Dönemin aile yapısının da yer bulduğu kitapta, bir taraftan bilinsizlikten dolayı çok çocuklu
ailerin geçim sorunları, yoksullukla mücadeleleri işlenirken diğer tarftan da otoriter aile yapısının
çocukların hayatında nasıl yer edinişini anlatır Hanımeli ve Körebe.

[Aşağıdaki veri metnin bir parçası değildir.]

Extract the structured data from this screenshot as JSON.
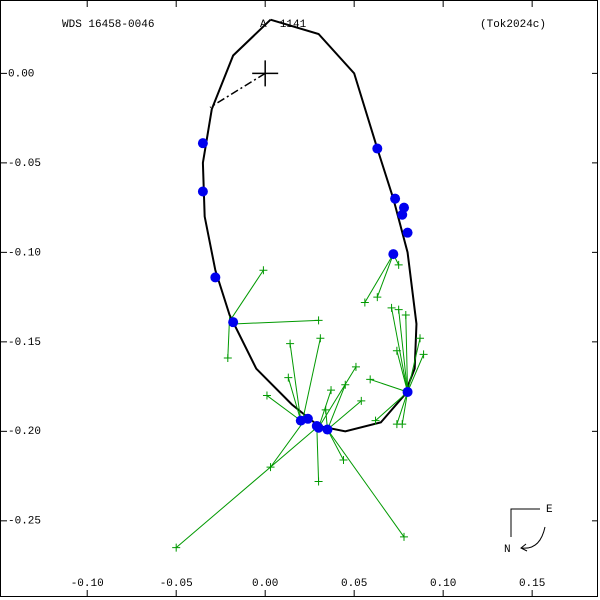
{
  "chart_data": {
    "type": "scatter",
    "annotations": [
      "WDS 16458-0046",
      "A  1141",
      "(Tok2024c)"
    ],
    "compass": {
      "east": "E",
      "north": "N"
    },
    "xlim": [
      -0.149,
      0.187
    ],
    "ylim": [
      -0.292,
      0.041
    ],
    "xticks": [
      {
        "value": -0.1,
        "label": "-0.10"
      },
      -0.05,
      {
        "value": 0,
        "label": "0.00"
      },
      0.05,
      {
        "value": 0.1,
        "label": "0.10"
      },
      0.15
    ],
    "yticks": [
      {
        "value": 0,
        "label": "0.00"
      },
      -0.05,
      {
        "value": -0.1,
        "label": "-0.10"
      },
      -0.15,
      {
        "value": -0.2,
        "label": "-0.20"
      },
      -0.25
    ],
    "orbit": {
      "color": "#000000",
      "x": [
        0.003,
        0.03,
        0.05,
        0.063,
        0.072,
        0.08,
        0.085,
        0.084,
        0.078,
        0.065,
        0.045,
        0.03,
        0.015,
        -0.005,
        -0.02,
        -0.028,
        -0.034,
        -0.035,
        -0.03,
        -0.018,
        0.003
      ],
      "y": [
        0.03,
        0.022,
        0.0,
        -0.042,
        -0.07,
        -0.1,
        -0.14,
        -0.165,
        -0.18,
        -0.195,
        -0.2,
        -0.197,
        -0.185,
        -0.165,
        -0.135,
        -0.11,
        -0.08,
        -0.05,
        -0.02,
        0.01,
        0.03
      ]
    },
    "node_line": {
      "x": [
        0,
        -0.031
      ],
      "y": [
        0,
        -0.019
      ]
    },
    "points": {
      "color": "#0000ee",
      "x": [
        -0.035,
        -0.035,
        -0.028,
        -0.018,
        0.063,
        0.073,
        0.078,
        0.077,
        0.08,
        0.072,
        0.08,
        0.02,
        0.024,
        0.029,
        0.03,
        0.035
      ],
      "y": [
        -0.039,
        -0.066,
        -0.114,
        -0.139,
        -0.042,
        -0.07,
        -0.075,
        -0.079,
        -0.089,
        -0.101,
        -0.178,
        -0.194,
        -0.193,
        -0.197,
        -0.198,
        -0.199
      ]
    },
    "measures": {
      "color": "#009900",
      "x": [
        -0.001,
        -0.021,
        0.03,
        -0.05,
        0.078,
        0.003,
        0.03,
        0.044,
        0.014,
        0.013,
        0.031,
        0.001,
        0.056,
        0.063,
        0.075,
        0.087,
        0.089,
        0.074,
        0.071,
        0.075,
        0.079,
        0.051,
        0.045,
        0.037,
        0.059,
        0.054,
        0.034,
        0.062,
        0.074,
        0.077
      ],
      "y": [
        -0.11,
        -0.159,
        -0.138,
        -0.265,
        -0.259,
        -0.22,
        -0.228,
        -0.216,
        -0.151,
        -0.17,
        -0.148,
        -0.18,
        -0.128,
        -0.125,
        -0.107,
        -0.148,
        -0.157,
        -0.155,
        -0.131,
        -0.132,
        -0.135,
        -0.164,
        -0.174,
        -0.177,
        -0.171,
        -0.183,
        -0.188,
        -0.194,
        -0.196,
        -0.196
      ],
      "to_x": [
        -0.019,
        -0.02,
        -0.018,
        0.03,
        0.035,
        0.022,
        0.029,
        0.035,
        0.02,
        0.02,
        0.021,
        0.02,
        0.072,
        0.072,
        0.072,
        0.08,
        0.08,
        0.08,
        0.08,
        0.08,
        0.08,
        0.03,
        0.035,
        0.03,
        0.08,
        0.035,
        0.035,
        0.08,
        0.08,
        0.08
      ],
      "to_y": [
        -0.137,
        -0.136,
        -0.14,
        -0.197,
        -0.199,
        -0.194,
        -0.197,
        -0.199,
        -0.194,
        -0.194,
        -0.194,
        -0.194,
        -0.101,
        -0.101,
        -0.101,
        -0.178,
        -0.178,
        -0.178,
        -0.178,
        -0.178,
        -0.178,
        -0.198,
        -0.199,
        -0.198,
        -0.178,
        -0.199,
        -0.199,
        -0.178,
        -0.178,
        -0.178
      ]
    }
  }
}
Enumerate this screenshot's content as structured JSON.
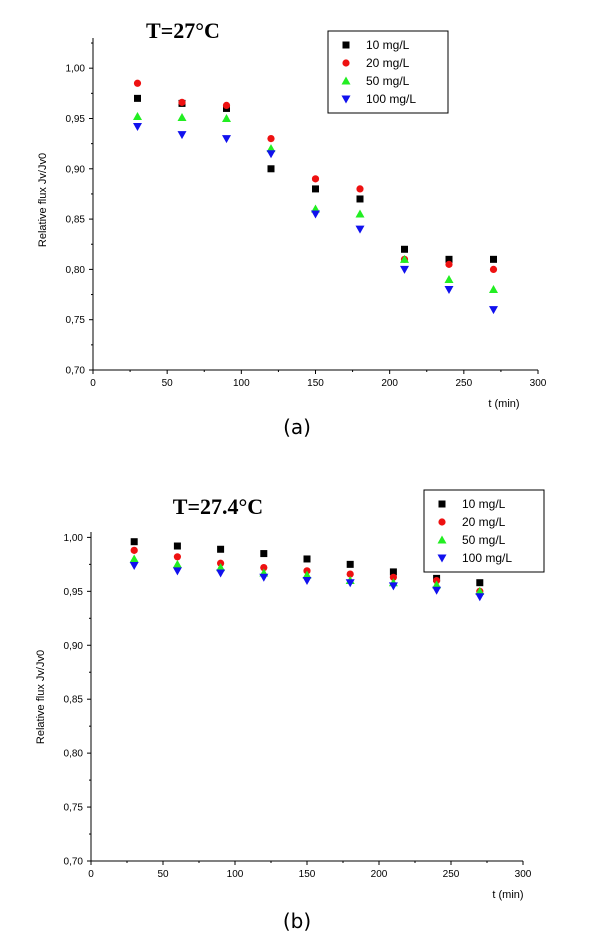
{
  "chart_data": [
    {
      "type": "scatter",
      "panel_label": "(a)",
      "title": "T=27°C",
      "xlabel": "t  (min)",
      "ylabel": "Relative flux Jv/Jv0",
      "xlim": [
        0,
        300
      ],
      "ylim": [
        0.7,
        1.03
      ],
      "xticks": [
        "0",
        "50",
        "100",
        "150",
        "200",
        "250",
        "300"
      ],
      "yticks": [
        "0,70",
        "0,75",
        "0,80",
        "0,85",
        "0,90",
        "0,95",
        "1,00"
      ],
      "legend_position": "top-right",
      "x": [
        30,
        60,
        90,
        120,
        150,
        180,
        210,
        240,
        270
      ],
      "series": [
        {
          "name": "10  mg/L",
          "marker": "square",
          "color": "#000000",
          "values": [
            0.97,
            0.965,
            0.96,
            0.9,
            0.88,
            0.87,
            0.82,
            0.81,
            0.81
          ]
        },
        {
          "name": "20  mg/L",
          "marker": "circle",
          "color": "#ee1111",
          "values": [
            0.985,
            0.966,
            0.963,
            0.93,
            0.89,
            0.88,
            0.81,
            0.805,
            0.8
          ]
        },
        {
          "name": "50  mg/L",
          "marker": "triangle-up",
          "color": "#22ee22",
          "values": [
            0.952,
            0.951,
            0.95,
            0.92,
            0.86,
            0.855,
            0.81,
            0.79,
            0.78
          ]
        },
        {
          "name": "100  mg/L",
          "marker": "triangle-down",
          "color": "#1111ee",
          "values": [
            0.942,
            0.934,
            0.93,
            0.915,
            0.855,
            0.84,
            0.8,
            0.78,
            0.76
          ]
        }
      ]
    },
    {
      "type": "scatter",
      "panel_label": "(b)",
      "title": "T=27.4°C",
      "xlabel": "t  (min)",
      "ylabel": "Relative flux Jv/Jv0",
      "xlim": [
        0,
        300
      ],
      "ylim": [
        0.7,
        1.005
      ],
      "xticks": [
        "0",
        "50",
        "100",
        "150",
        "200",
        "250",
        "300"
      ],
      "yticks": [
        "0,70",
        "0,75",
        "0,80",
        "0,85",
        "0,90",
        "0,95",
        "1,00"
      ],
      "legend_position": "top-right",
      "x": [
        30,
        60,
        90,
        120,
        150,
        180,
        210,
        240,
        270
      ],
      "series": [
        {
          "name": "10  mg/L",
          "marker": "square",
          "color": "#000000",
          "values": [
            0.996,
            0.992,
            0.989,
            0.985,
            0.98,
            0.975,
            0.968,
            0.962,
            0.958
          ]
        },
        {
          "name": "20  mg/L",
          "marker": "circle",
          "color": "#ee1111",
          "values": [
            0.988,
            0.982,
            0.976,
            0.972,
            0.969,
            0.966,
            0.963,
            0.96,
            0.95
          ]
        },
        {
          "name": "50  mg/L",
          "marker": "triangle-up",
          "color": "#22ee22",
          "values": [
            0.98,
            0.975,
            0.972,
            0.967,
            0.965,
            0.96,
            0.958,
            0.956,
            0.95
          ]
        },
        {
          "name": "100  mg/L",
          "marker": "triangle-down",
          "color": "#1111ee",
          "values": [
            0.974,
            0.969,
            0.967,
            0.963,
            0.96,
            0.958,
            0.955,
            0.951,
            0.945
          ]
        }
      ]
    }
  ]
}
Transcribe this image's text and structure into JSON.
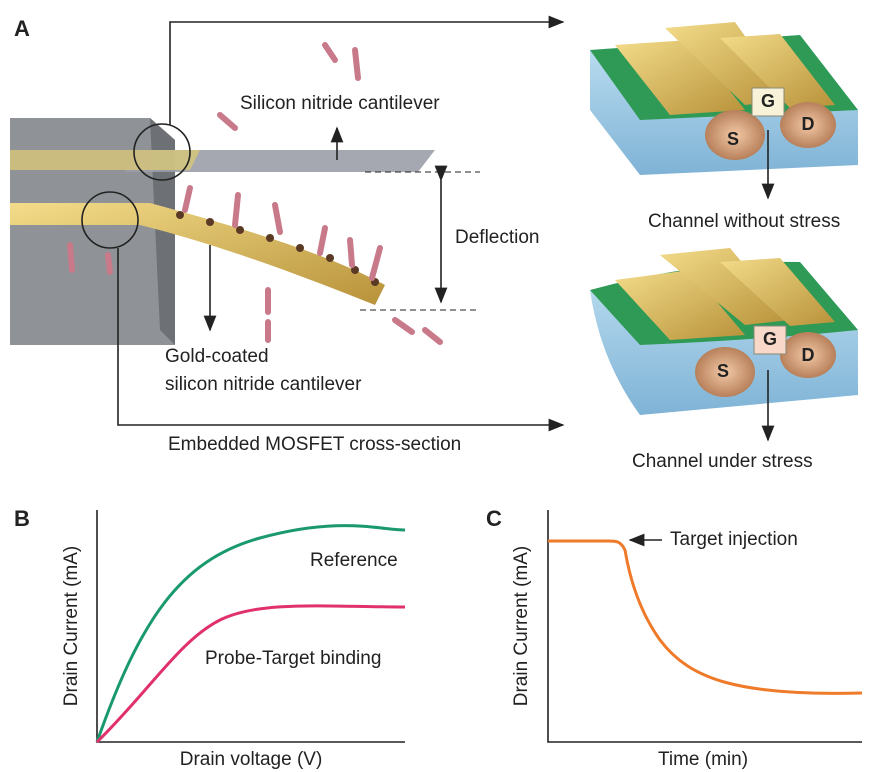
{
  "panel_a": {
    "label": "A",
    "cantilever_top": "Silicon nitride cantilever",
    "deflection": "Deflection",
    "cantilever_bottom": [
      "Gold-coated",
      "silicon nitride cantilever"
    ],
    "mosfet": "Embedded MOSFET cross-section",
    "mosfets": [
      {
        "caption": "Channel without stress",
        "gate": "G",
        "source": "S",
        "drain": "D"
      },
      {
        "caption": "Channel under stress",
        "gate": "G",
        "source": "S",
        "drain": "D"
      }
    ]
  },
  "panel_b": {
    "label": "B",
    "y_label": "Drain Current (mA)",
    "x_label": "Drain voltage (V)",
    "curves": [
      "Reference",
      "Probe-Target binding"
    ]
  },
  "panel_c": {
    "label": "C",
    "y_label": "Drain Current (mA)",
    "x_label": "Time (min)",
    "annotation": "Target injection"
  }
}
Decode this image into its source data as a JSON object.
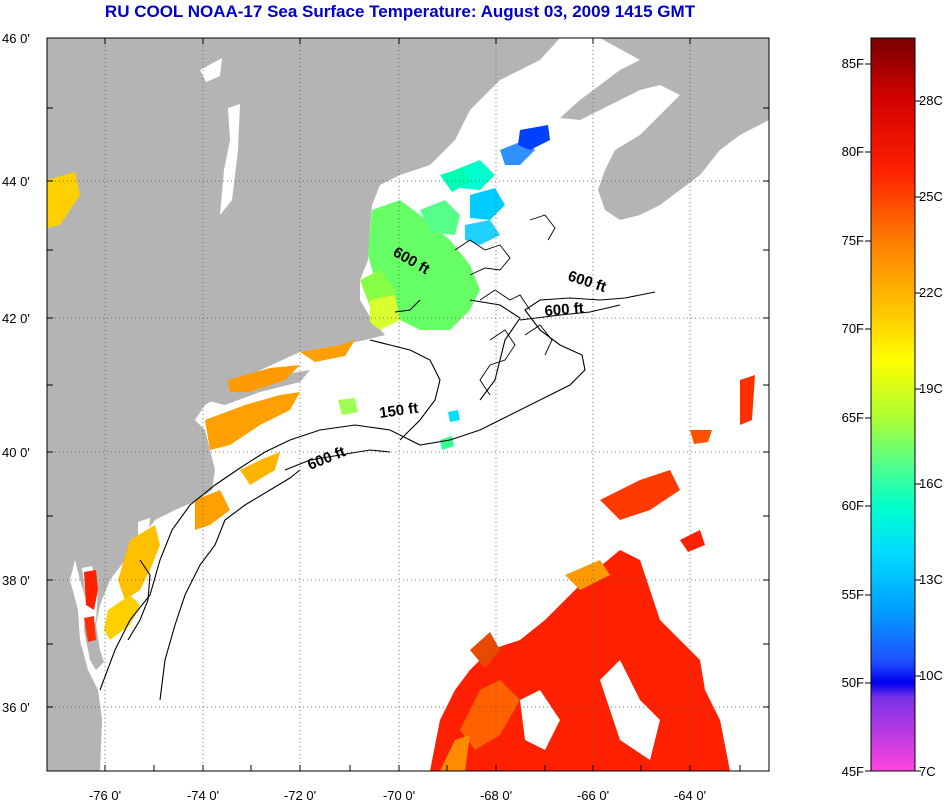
{
  "title": "RU COOL  NOAA-17  Sea Surface Temperature:  August 03, 2009 1415 GMT",
  "lat_labels": [
    "46 0'",
    "44 0'",
    "42 0'",
    "40 0'",
    "38 0'",
    "36 0'"
  ],
  "lon_labels": [
    "-76 0'",
    "-74 0'",
    "-72 0'",
    "-70 0'",
    "-68 0'",
    "-66 0'",
    "-64 0'"
  ],
  "contour_labels": [
    "600 ft",
    "600 ft",
    "600 ft",
    "150 ft",
    "600 ft"
  ],
  "colorbar": {
    "fahrenheit": [
      "85F",
      "80F",
      "75F",
      "70F",
      "65F",
      "60F",
      "55F",
      "50F",
      "45F"
    ],
    "celsius": [
      "28C",
      "25C",
      "22C",
      "19C",
      "16C",
      "13C",
      "10C",
      "7C"
    ]
  },
  "colors": {
    "land": "#b4b4b4",
    "title": "#0000cc"
  }
}
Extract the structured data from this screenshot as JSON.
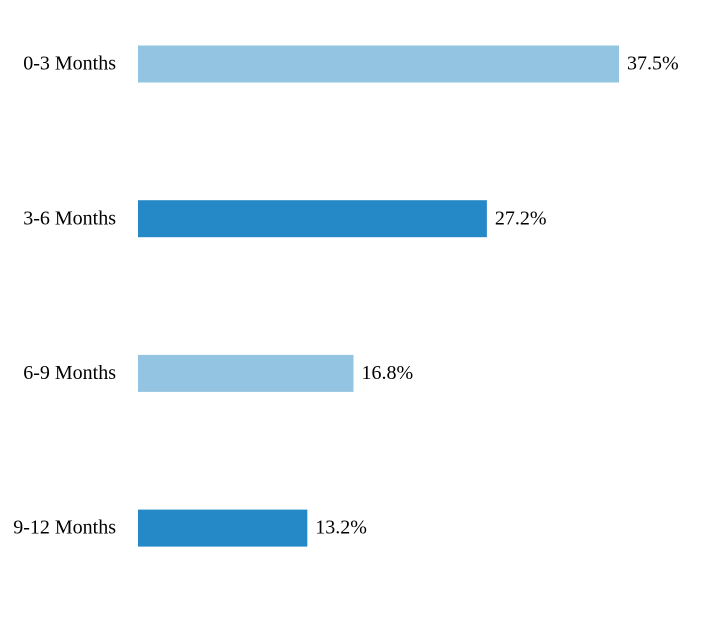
{
  "chart_data": {
    "type": "bar",
    "orientation": "horizontal",
    "categories": [
      "0-3 Months",
      "3-6 Months",
      "6-9 Months",
      "9-12 Months"
    ],
    "values": [
      37.5,
      27.2,
      16.8,
      13.2
    ],
    "value_labels": [
      "37.5%",
      "27.2%",
      "16.8%",
      "13.2%"
    ],
    "colors": [
      "#93c4e2",
      "#2589c7",
      "#93c4e2",
      "#2589c7"
    ]
  }
}
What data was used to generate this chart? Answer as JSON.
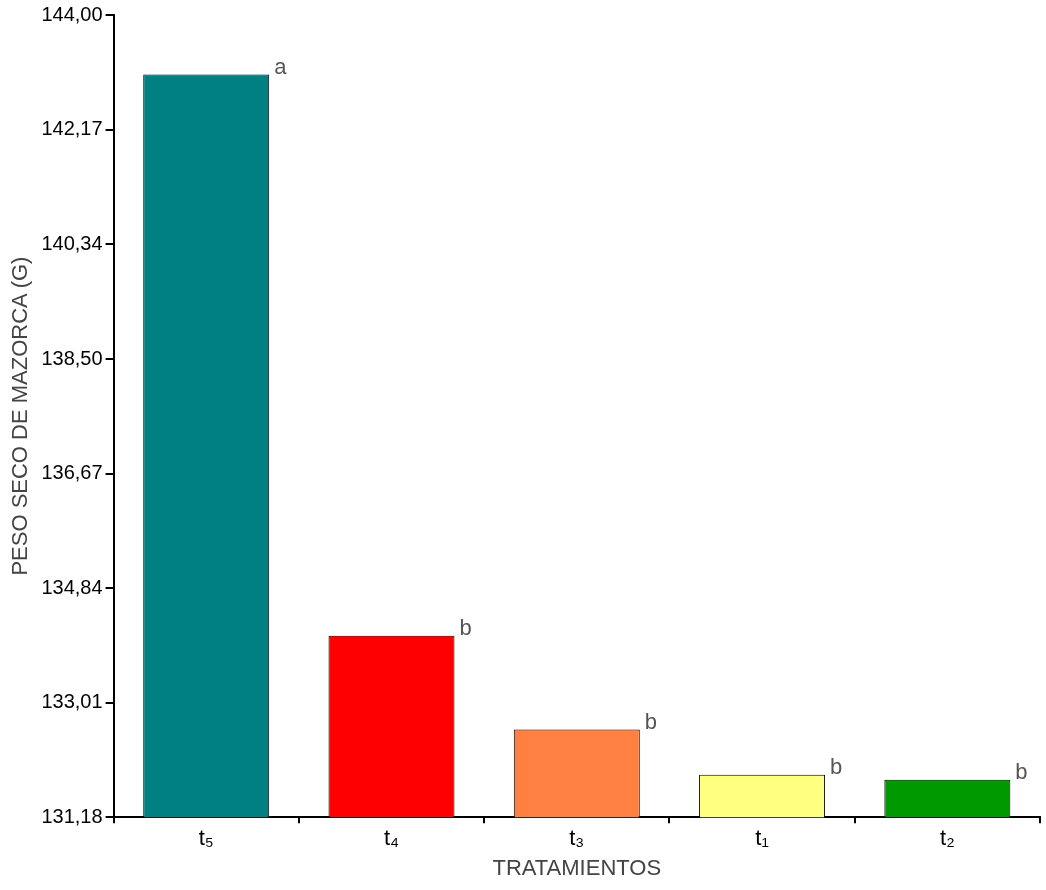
{
  "chart_data": {
    "type": "bar",
    "xlabel": "TRATAMIENTOS",
    "ylabel": "PESO SECO DE MAZORCA (G)",
    "categories": [
      "t₅",
      "t₄",
      "t₃",
      "t₁",
      "t₂"
    ],
    "values": [
      143.05,
      134.08,
      132.58,
      131.86,
      131.78
    ],
    "colors": [
      "#008080",
      "#ff0000",
      "#ff8040",
      "#ffff80",
      "#009900"
    ],
    "ylim": [
      131.18,
      144
    ],
    "yticks": [
      {
        "value": 131.18,
        "label": "131,18"
      },
      {
        "value": 133.01,
        "label": "133,01"
      },
      {
        "value": 134.84,
        "label": "134,84"
      },
      {
        "value": 136.67,
        "label": "136,67"
      },
      {
        "value": 138.5,
        "label": "138,50"
      },
      {
        "value": 140.34,
        "label": "140,34"
      },
      {
        "value": 142.17,
        "label": "142,17"
      },
      {
        "value": 144,
        "label": "144,00"
      }
    ],
    "grid": false,
    "legend": false,
    "annotations": [
      "a",
      "b",
      "b",
      "b",
      "b"
    ]
  }
}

‘Çocuğa hatta yapma hakkı tanınmalı’
Arslan bu iki durumu işlerken kitaptaki aile yapısıyla ilgili şunları anlattı:
” O dönemde kardeşler birbirine annelik babalık yapıyordu. Sevinç, anne ve babasından
görmediğini kardeşi Ceylan’dan görüyordu. Bütün feodal yapıda olduğu gibi, baba kurak koyucu
annede de uygulatıcı bir sistem mevcuttu. Şimdiki annelik anlayışı yoktu o dönemde. Aslında
burada annelik ve babalık anlayışı sorgulanmalı. Otorite, kurallar mutlaka bir ailede gerekli ama
bunun dozunu iyi ayarlamak gerekiyor.Çocuk ailede hatta yapma hakkına sahiptir. Hatasız
olursa hatta yapma hakkı tanınmazsa ileride çok daha büyük hatalar yaparlar. Kitapta kızların
feodalitede hatta yapma haklarının olmayışını ele aldım. Kızların o dönemde hatta yapma
hakları yoktu.Ben bunun altını çizmek istedim aslında. Kitapta Sevinç’in kız kardeşleri olan
Gülden, Nehir, Ceylan ve Fulya üzerinden sıkça görüyoruz bunu. Özellikle Gülden ve Nehir
okumuş, son derece kültürlü kadınlar olmalarına rağmen bir işleri olmalarına rağmen
evlendikten sonra içinde bulundukları toplumun kuraları, baskıları yüzünden bambaşka kadınlar
oluyorlar. Eşlerinden şiddet görüyorlar. Kendilerine dayatılanlara bir yerden sonra boyun
eğmeye başlıyorlar.Kitabın karekterinden biri olan Gülden eşinden şiddet gördükten sonra
babasının evine gider fakat baba Gülden’i eşinin evine geri gönderir.Bu o dönem için çok doğal
bir şeydi.Halen bazı yerlerde de bu böyledir. Babalar evlenecek kızlarına’ gelinlikle çıktın
kefeninle döneceksin’ kız ölünce ölüsü babanın evine gider çünkü. Buradaki mantık da o
mantıktır.Çok fazla kadın ailesi arkasında durmadığı için, hiç istemediği hayatlar yaşamalarına
neden olmuştur. Ben de kitabımda buna yer verdim.
Kitap genel itibariyle birçok insanın kendisinden birer parça bulabileceği, kadınlar konusunda
aslında bir arpa buğday yol kat edilemediğini tekrar tekrar bize hatırlatan nitelikte. Toplumdaki
olayları bize ayna gibi tutan bir özelliğe sahip Hanımeli ve Körebe.